Assim sendo, a Secretaria Especial de Assuntos Estratégicos (SAE), em um dos seus levantamentos, efetuou uma simulação que demonstra o quando é verdadeira a informação apresentada, no que diz respeito à relação distância x utilização do modal. Nesse simulado foram utilizadas rotas que estão acima e abaixo de 1440 km.
As rotas foram: Recife/São Paulo, com 4.220 km, e São Paulo/Florianópolis, de 1.440 km. Conforme o estudo da SAE, o custo total é cerca de 60% mais barato na cabotagem que o transporte puramente rodoviário na rota Recife/São Paulo. Já na rota São Paulo/Florianópolis, o custo total é cerca de 5% mais caro na cabotagem que no transporte puramente rodoviário (COSTA FILHO; ALMEIDA; ANDRADE, 2019).

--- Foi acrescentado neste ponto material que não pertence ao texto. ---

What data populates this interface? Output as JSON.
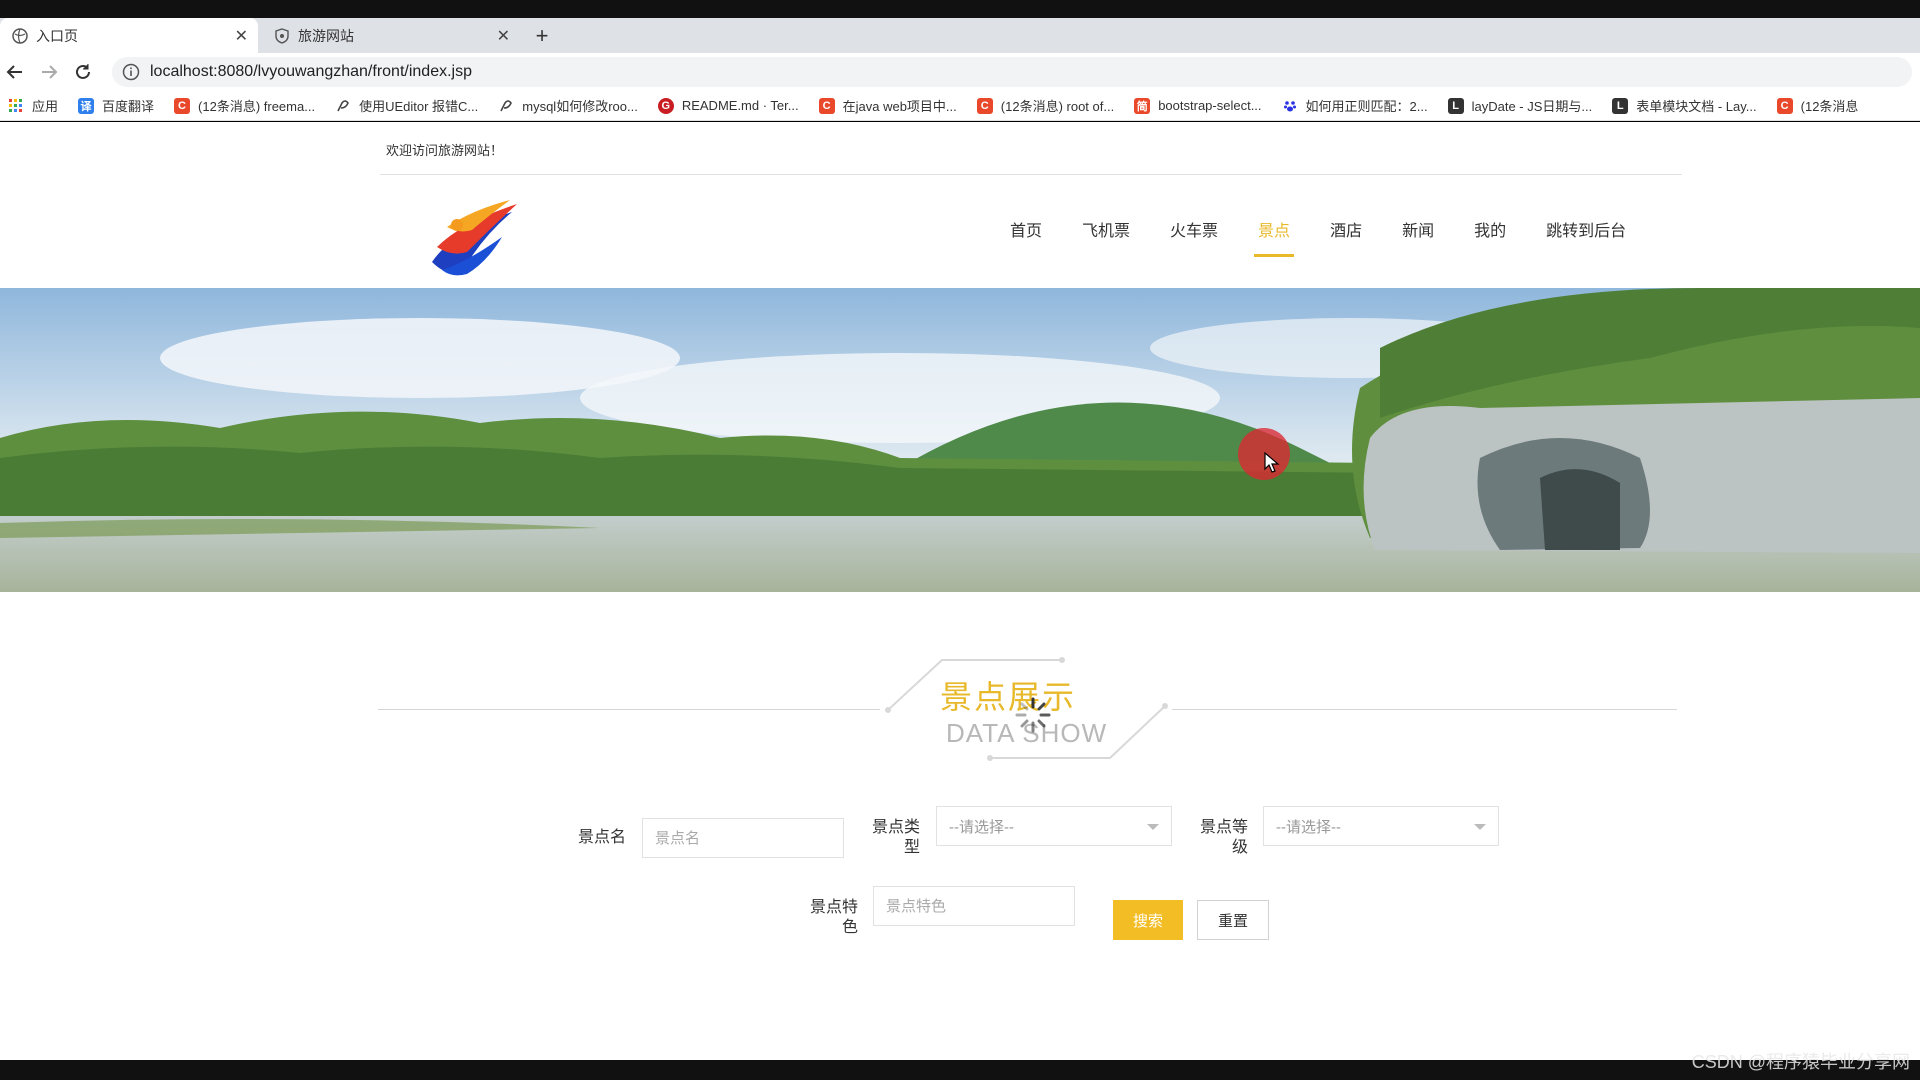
{
  "browser": {
    "tabs": [
      {
        "title": "入口页",
        "active": true
      },
      {
        "title": "旅游网站",
        "active": false
      }
    ],
    "new_tab": "+",
    "url": "localhost:8080/lvyouwangzhan/front/index.jsp",
    "bookmarks": [
      {
        "label": "应用",
        "icon": "apps-grid-icon",
        "color": "#1a73e8"
      },
      {
        "label": "百度翻译",
        "icon": "baidu-translate-icon",
        "color": "#2f80ed"
      },
      {
        "label": "(12条消息) freema...",
        "icon": "csdn-icon",
        "color": "#e9482b"
      },
      {
        "label": "使用UEditor 报错C...",
        "icon": "search-suggest-icon",
        "color": "#555555"
      },
      {
        "label": "mysql如何修改roo...",
        "icon": "search-suggest-icon",
        "color": "#555555"
      },
      {
        "label": "README.md · Ter...",
        "icon": "gitee-icon",
        "color": "#c71d23"
      },
      {
        "label": "在java web项目中...",
        "icon": "csdn-icon",
        "color": "#e9482b"
      },
      {
        "label": "(12条消息) root of...",
        "icon": "csdn-icon",
        "color": "#e9482b"
      },
      {
        "label": "bootstrap-select...",
        "icon": "jianshu-icon",
        "color": "#e9482b"
      },
      {
        "label": "如何用正则匹配：2...",
        "icon": "baidu-paw-icon",
        "color": "#2932e1"
      },
      {
        "label": "layDate - JS日期与...",
        "icon": "layui-icon",
        "color": "#333333"
      },
      {
        "label": "表单模块文档 - Lay...",
        "icon": "layui-icon",
        "color": "#333333"
      },
      {
        "label": "(12条消息",
        "icon": "csdn-icon",
        "color": "#e9482b"
      }
    ]
  },
  "page": {
    "welcome": "欢迎访问旅游网站！",
    "nav": [
      {
        "label": "首页",
        "active": false
      },
      {
        "label": "飞机票",
        "active": false
      },
      {
        "label": "火车票",
        "active": false
      },
      {
        "label": "景点",
        "active": true
      },
      {
        "label": "酒店",
        "active": false
      },
      {
        "label": "新闻",
        "active": false
      },
      {
        "label": "我的",
        "active": false
      },
      {
        "label": "跳转到后台",
        "active": false
      }
    ],
    "carousel": {
      "slides": 2,
      "active_index": 0,
      "active_color": "#f0743a",
      "inactive_color": "#ffffff"
    },
    "section": {
      "title_cn": "景点展示",
      "title_en": "DATA SHOW"
    },
    "form": {
      "name_label": "景点名",
      "name_placeholder": "景点名",
      "type_label": "景点类型",
      "type_value": "--请选择--",
      "level_label": "景点等级",
      "level_value": "--请选择--",
      "feature_label": "景点特色",
      "feature_placeholder": "景点特色",
      "search_label": "搜索",
      "reset_label": "重置"
    },
    "colors": {
      "accent": "#e8b92a",
      "search_button": "#f3bd25"
    }
  },
  "watermark": "CSDN @程序猿毕业分享网"
}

Vale ressaltar que a cabotagem apresenta um custo total menor para longas distâncias, porém não podemos esquecer que o transporte rodoviário ainda tem grande participação no custo, então, além de buscarmos uma maior participação da cabotagem no cotidiano de nossas operações, precisamos enfrentar algumas questões relacionadas ao modal rodoviário que permitam uma melhor integração de toda a cadeia.
Mesmo sabendo que possuímos alguns gargalos e que estamos buscando alternativas para correção, a movimentação de carga através da cabotagem no Brasil possui a tendência de crescimento, onde o volume de carga transportada chegue aos 200 milhões de toneladas movimentada ao ano (Antaq).
Abaixo a movimentação de cargas entre os portos brasileiros em 2020.
Uma característica da cabotagem brasileira é o transporte de commoditeis e, em grande destaque, os derivados de petróleo, que representam 76%. Em contrapartida, estamos presenciando o crescimento do transporte de contêineres, que está em uma taxa de 18,5% a.a.
Fonte: Antaq
Fonte: Antaq
Segundo Dias (2004), o cenário, de fato, é animador, já que o transporte por cabotagem apresenta vantagens típicas dos modais de navegação, como menor emissão de gases poluentes e o reduzido número de avarias e roubos de cargas, na comparação com o transporte por caminhões e com menor custo.
Portanto, considerando todo o contexto apresentado observamos que a cabotagem é uma modalidade viável no cenário brasileiro, e também podemos ressaltar que o modal rodoviário, apesar de apresentar, em alguns trajetos, um custo mais elevado do que o modal marítimo, não será prejudicado, pois não existe movimentação de carga sem o utilização deste modal.
Conclusão
O Brasil precisa buscar entender todos os modelos de transportes existentes e buscar implantar uma cultura da intermodalidade, pois em um pais de dimensões continentais, ganhar eficiência logística é fundamental para o crescimento de todos os setores.
Também é importante entender que o mercado da cabotagem não irar competir com o modal rodoviário, pois os fluxos rodoviários são intraregionais ou por exportação (interior-litoral), onde esses passagens representam os maiores volumes de cargas transportadas e que não estarão disponíveis para cabotagem.